The cool climate and northern latitude have certain advantages for agriculture: The lack of insect pests means that the use of agrochemicals—insecticides and herbicides—is very low, and the long hours of daylight in the cool summer allow grass to grow exceptionally well. The general lack of pollution—due to sparse population—means that food is less contaminated with artificial chemicals—advantages which have been capitalised upon by a small but growing organic sector.

==History==
The Norsemen were pastoral people who relied heavily on a succession of successful farming years in order to survive. Norwegian settlers who inhabited the coasts of Iceland in the late ninth century brought their farming traditions with them.

The settlers brought sheep, cattle, horses, and goats from Norway to supply their farms with animals.
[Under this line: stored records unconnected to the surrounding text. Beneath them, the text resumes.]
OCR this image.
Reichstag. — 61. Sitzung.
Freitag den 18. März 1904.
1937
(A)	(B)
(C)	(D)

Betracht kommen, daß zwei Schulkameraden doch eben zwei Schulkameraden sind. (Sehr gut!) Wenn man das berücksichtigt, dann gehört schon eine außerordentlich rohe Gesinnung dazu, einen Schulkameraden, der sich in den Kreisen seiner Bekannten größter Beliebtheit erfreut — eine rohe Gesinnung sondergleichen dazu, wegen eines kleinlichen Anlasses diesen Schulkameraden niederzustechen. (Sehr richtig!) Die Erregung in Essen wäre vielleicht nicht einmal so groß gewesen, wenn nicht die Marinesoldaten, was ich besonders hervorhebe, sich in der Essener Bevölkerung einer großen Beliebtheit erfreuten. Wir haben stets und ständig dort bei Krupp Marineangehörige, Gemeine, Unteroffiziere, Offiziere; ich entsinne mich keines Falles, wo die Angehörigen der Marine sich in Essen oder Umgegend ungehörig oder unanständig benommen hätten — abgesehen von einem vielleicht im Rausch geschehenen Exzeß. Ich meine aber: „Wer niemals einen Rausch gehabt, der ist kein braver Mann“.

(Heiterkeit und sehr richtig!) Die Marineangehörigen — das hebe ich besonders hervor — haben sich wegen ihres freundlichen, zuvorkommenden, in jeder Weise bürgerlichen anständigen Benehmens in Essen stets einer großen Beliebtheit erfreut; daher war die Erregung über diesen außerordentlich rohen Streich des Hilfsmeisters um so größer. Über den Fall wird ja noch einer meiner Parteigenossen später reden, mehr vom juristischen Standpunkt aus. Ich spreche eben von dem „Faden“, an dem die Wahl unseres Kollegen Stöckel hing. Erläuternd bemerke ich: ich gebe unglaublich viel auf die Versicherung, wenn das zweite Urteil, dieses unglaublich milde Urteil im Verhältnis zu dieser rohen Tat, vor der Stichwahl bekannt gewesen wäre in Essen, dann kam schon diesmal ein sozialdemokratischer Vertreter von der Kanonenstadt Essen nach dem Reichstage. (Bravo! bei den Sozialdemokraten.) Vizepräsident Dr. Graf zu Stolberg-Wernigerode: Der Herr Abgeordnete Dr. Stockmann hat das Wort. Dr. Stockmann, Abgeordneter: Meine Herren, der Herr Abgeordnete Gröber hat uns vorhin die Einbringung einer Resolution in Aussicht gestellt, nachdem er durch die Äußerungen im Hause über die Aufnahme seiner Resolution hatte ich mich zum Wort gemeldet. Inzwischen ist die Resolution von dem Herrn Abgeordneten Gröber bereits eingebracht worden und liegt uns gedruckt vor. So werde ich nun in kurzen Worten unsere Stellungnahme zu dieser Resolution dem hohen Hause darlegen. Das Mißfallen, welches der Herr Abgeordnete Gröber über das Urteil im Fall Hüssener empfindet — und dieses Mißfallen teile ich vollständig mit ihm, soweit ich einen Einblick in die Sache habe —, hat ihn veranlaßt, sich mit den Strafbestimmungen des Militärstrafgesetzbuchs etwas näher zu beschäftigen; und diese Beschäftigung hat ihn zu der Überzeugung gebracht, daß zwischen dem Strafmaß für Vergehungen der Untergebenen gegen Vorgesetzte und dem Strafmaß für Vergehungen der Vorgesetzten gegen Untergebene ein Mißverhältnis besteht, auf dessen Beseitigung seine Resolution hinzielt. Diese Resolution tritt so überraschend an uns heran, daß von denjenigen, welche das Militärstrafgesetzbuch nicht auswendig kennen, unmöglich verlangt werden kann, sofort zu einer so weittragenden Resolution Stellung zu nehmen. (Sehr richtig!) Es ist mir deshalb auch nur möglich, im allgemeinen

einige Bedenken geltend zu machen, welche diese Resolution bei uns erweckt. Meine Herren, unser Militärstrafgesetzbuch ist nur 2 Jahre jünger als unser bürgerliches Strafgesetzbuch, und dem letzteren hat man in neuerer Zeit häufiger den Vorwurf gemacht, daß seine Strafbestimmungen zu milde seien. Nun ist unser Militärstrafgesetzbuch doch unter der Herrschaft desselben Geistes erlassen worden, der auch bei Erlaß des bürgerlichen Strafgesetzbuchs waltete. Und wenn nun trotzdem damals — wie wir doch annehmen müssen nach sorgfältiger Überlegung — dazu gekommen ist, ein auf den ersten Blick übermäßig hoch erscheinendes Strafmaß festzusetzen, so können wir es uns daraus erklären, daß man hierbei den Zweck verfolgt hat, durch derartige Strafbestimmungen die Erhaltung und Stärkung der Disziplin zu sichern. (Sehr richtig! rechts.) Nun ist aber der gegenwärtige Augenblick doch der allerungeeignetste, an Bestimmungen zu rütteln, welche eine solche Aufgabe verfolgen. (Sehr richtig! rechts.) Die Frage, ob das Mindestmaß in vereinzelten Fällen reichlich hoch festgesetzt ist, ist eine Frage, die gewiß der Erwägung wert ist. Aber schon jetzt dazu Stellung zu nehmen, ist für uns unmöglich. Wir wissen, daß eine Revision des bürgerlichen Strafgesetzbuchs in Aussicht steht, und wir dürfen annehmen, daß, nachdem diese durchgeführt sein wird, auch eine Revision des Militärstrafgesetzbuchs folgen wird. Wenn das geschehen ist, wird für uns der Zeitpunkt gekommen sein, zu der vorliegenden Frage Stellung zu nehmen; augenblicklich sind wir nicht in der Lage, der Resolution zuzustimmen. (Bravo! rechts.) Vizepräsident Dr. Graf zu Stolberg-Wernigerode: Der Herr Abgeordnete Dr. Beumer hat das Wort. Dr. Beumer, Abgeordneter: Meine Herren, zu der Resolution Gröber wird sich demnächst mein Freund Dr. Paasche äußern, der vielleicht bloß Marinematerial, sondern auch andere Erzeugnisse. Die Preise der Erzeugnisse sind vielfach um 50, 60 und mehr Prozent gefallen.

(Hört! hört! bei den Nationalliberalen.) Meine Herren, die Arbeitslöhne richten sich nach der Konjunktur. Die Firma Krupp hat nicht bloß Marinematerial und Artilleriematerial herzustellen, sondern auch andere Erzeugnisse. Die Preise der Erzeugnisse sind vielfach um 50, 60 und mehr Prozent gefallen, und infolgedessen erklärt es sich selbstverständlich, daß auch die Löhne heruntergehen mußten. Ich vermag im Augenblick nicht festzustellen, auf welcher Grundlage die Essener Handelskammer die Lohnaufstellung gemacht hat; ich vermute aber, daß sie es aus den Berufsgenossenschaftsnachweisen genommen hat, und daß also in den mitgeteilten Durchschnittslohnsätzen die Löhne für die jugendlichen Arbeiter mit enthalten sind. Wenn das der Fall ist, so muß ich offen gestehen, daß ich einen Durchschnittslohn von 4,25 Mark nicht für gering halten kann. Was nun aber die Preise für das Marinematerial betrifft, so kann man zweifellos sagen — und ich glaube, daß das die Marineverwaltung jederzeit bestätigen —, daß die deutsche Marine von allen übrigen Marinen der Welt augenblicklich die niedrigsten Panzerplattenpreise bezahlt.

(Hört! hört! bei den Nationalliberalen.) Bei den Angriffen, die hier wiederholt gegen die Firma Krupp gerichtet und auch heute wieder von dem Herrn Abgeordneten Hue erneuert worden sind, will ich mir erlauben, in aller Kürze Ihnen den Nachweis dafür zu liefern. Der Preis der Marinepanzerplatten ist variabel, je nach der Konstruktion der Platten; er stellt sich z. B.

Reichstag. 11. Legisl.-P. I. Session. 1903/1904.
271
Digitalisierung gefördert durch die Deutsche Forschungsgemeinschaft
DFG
Every animal served a purpose on the farm; sheep were valuable because of their ability to graze outside in the winter, and they provided food and wool. Cattle supplied most of the dairy products for the farm, which were stored over winter. Cattle were also eaten.

Early Icelandic farmers relied heavily on the natural pastures that encompassed their farm, but also planted grain, to be harvested for bread and fodder.
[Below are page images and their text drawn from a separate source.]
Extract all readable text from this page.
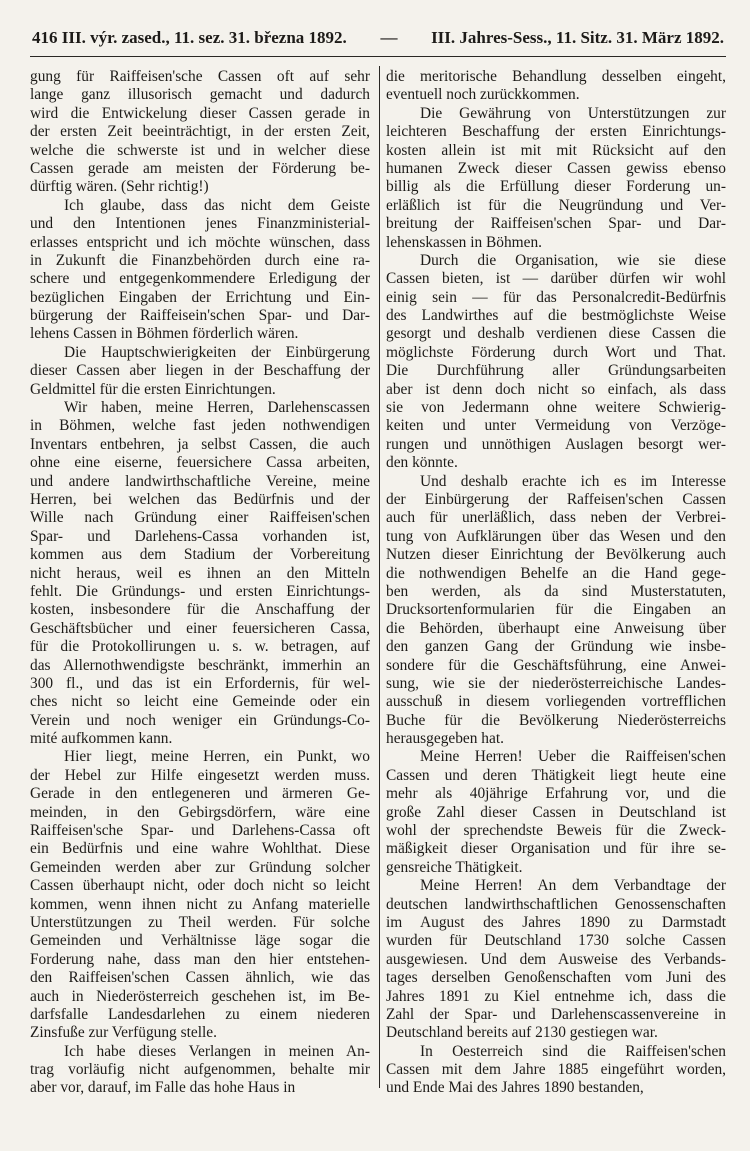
416 III. výr. zased., 11. sez. 31. března 1892. — III. Jahres-Sess., 11. Sitz. 31. März 1892.
gung für Raiffeisen'sche Cassen oft auf sehr
lange ganz illusorisch gemacht und dadurch
wird die Entwickelung dieser Cassen gerade in
der ersten Zeit beeinträchtigt, in der ersten Zeit,
welche die schwerste ist und in welcher diese
Cassen gerade am meisten der Förderung be-
dürftig wären. (Sehr richtig!)
Ich glaube, dass das nicht dem Geiste
und den Intentionen jenes Finanzministerial-
erlasses entspricht und ich möchte wünschen, dass
in Zukunft die Finanzbehörden durch eine ra-
schere und entgegenkommendere Erledigung der
bezüglichen Eingaben der Errichtung und Ein-
bürgerung der Raiffeisein'schen Spar- und Dar-
lehens Cassen in Böhmen förderlich wären.
Die Hauptschwierigkeiten der Einbürgerung
dieser Cassen aber liegen in der Beschaffung der
Geldmittel für die ersten Einrichtungen.
Wir haben, meine Herren, Darlehenscassen
in Böhmen, welche fast jeden nothwendigen
Inventars entbehren, ja selbst Cassen, die auch
ohne eine eiserne, feuersichere Cassa arbeiten,
und andere landwirthschaftliche Vereine, meine
Herren, bei welchen das Bedürfnis und der
Wille nach Gründung einer Raiffeisen'schen
Spar- und Darlehens-Cassa vorhanden ist,
kommen aus dem Stadium der Vorbereitung
nicht heraus, weil es ihnen an den Mitteln
fehlt. Die Gründungs- und ersten Einrichtungs-
kosten, insbesondere für die Anschaffung der
Geschäftsbücher und einer feuersicheren Cassa,
für die Protokollirungen u. s. w. betragen, auf
das Allernothwendigste beschränkt, immerhin an
300 fl., und das ist ein Erfordernis, für wel-
ches nicht so leicht eine Gemeinde oder ein
Verein und noch weniger ein Gründungs-Co-
mité aufkommen kann.
Hier liegt, meine Herren, ein Punkt, wo
der Hebel zur Hilfe eingesetzt werden muss.
Gerade in den entlegeneren und ärmeren Ge-
meinden, in den Gebirgsdörfern, wäre eine
Raiffeisen'sche Spar- und Darlehens-Cassa oft
ein Bedürfnis und eine wahre Wohlthat. Diese
Gemeinden werden aber zur Gründung solcher
Cassen überhaupt nicht, oder doch nicht so leicht
kommen, wenn ihnen nicht zu Anfang materielle
Unterstützungen zu Theil werden. Für solche
Gemeinden und Verhältnisse läge sogar die
Forderung nahe, dass man den hier entstehen-
den Raiffeisen'schen Cassen ähnlich, wie das
auch in Niederösterreich geschehen ist, im Be-
darfsfalle Landesdarlehen zu einem niederen
Zinsfuße zur Verfügung stelle.
Ich habe dieses Verlangen in meinen An-
trag vorläufig nicht aufgenommen, behalte mir
aber vor, darauf, im Falle das hohe Haus in
die meritorische Behandlung desselben eingeht,
eventuell noch zurückkommen.
Die Gewährung von Unterstützungen zur
leichteren Beschaffung der ersten Einrichtungs-
kosten allein ist mit mit Rücksicht auf den
humanen Zweck dieser Cassen gewiss ebenso
billig als die Erfüllung dieser Forderung un-
erläßlich ist für die Neugründung und Ver-
breitung der Raiffeisen'schen Spar- und Dar-
lehenskassen in Böhmen.
Durch die Organisation, wie sie diese
Cassen bieten, ist — darüber dürfen wir wohl
einig sein — für das Personalcredit-Bedürfnis
des Landwirthes auf die bestmöglichste Weise
gesorgt und deshalb verdienen diese Cassen die
möglichste Förderung durch Wort und That.
Die Durchführung aller Gründungsarbeiten
aber ist denn doch nicht so einfach, als dass
sie von Jedermann ohne weitere Schwierig-
keiten und unter Vermeidung von Verzöge-
rungen und unnöthigen Auslagen besorgt wer-
den könnte.
Und deshalb erachte ich es im Interesse
der Einbürgerung der Raffeisen'schen Cassen
auch für unerläßlich, dass neben der Verbrei-
tung von Aufklärungen über das Wesen und den
Nutzen dieser Einrichtung der Bevölkerung auch
die nothwendigen Behelfe an die Hand gege-
ben werden, als da sind Musterstatuten,
Drucksortenformularien für die Eingaben an
die Behörden, überhaupt eine Anweisung über
den ganzen Gang der Gründung wie insbe-
sondere für die Geschäftsführung, eine Anwei-
sung, wie sie der niederösterreichische Landes-
ausschuß in diesem vorliegenden vortrefflichen
Buche für die Bevölkerung Niederösterreichs
herausgegeben hat.
Meine Herren! Ueber die Raiffeisen'schen
Cassen und deren Thätigkeit liegt heute eine
mehr als 40jährige Erfahrung vor, und die
große Zahl dieser Cassen in Deutschland ist
wohl der sprechendste Beweis für die Zweck-
mäßigkeit dieser Organisation und für ihre se-
gensreiche Thätigkeit.
Meine Herren! An dem Verbandtage der
deutschen landwirthschaftlichen Genossenschaften
im August des Jahres 1890 zu Darmstadt
wurden für Deutschland 1730 solche Cassen
ausgewiesen. Und dem Ausweise des Verbands-
tages derselben Genoßenschaften vom Juni des
Jahres 1891 zu Kiel entnehme ich, dass die
Zahl der Spar- und Darlehenscassenvereine in
Deutschland bereits auf 2130 gestiegen war.
In Oesterreich sind die Raiffeisen'schen
Cassen mit dem Jahre 1885 eingeführt worden,
und Ende Mai des Jahres 1890 bestanden,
Farming in Iceland during the Middle Ages was complemented by hunting and gathering along the coast. Coastal areas facilitated fishing, whaling, and hunting. Sea birds, eggs, walrus, and lichens rounded out the Icelandic diet.

Early farms had a significant impact on the landscape in Iceland. Wide scale erosion began in the land-taking stages of settlement. Coupled with deforestation, this had a profound effect on the landscape of Iceland.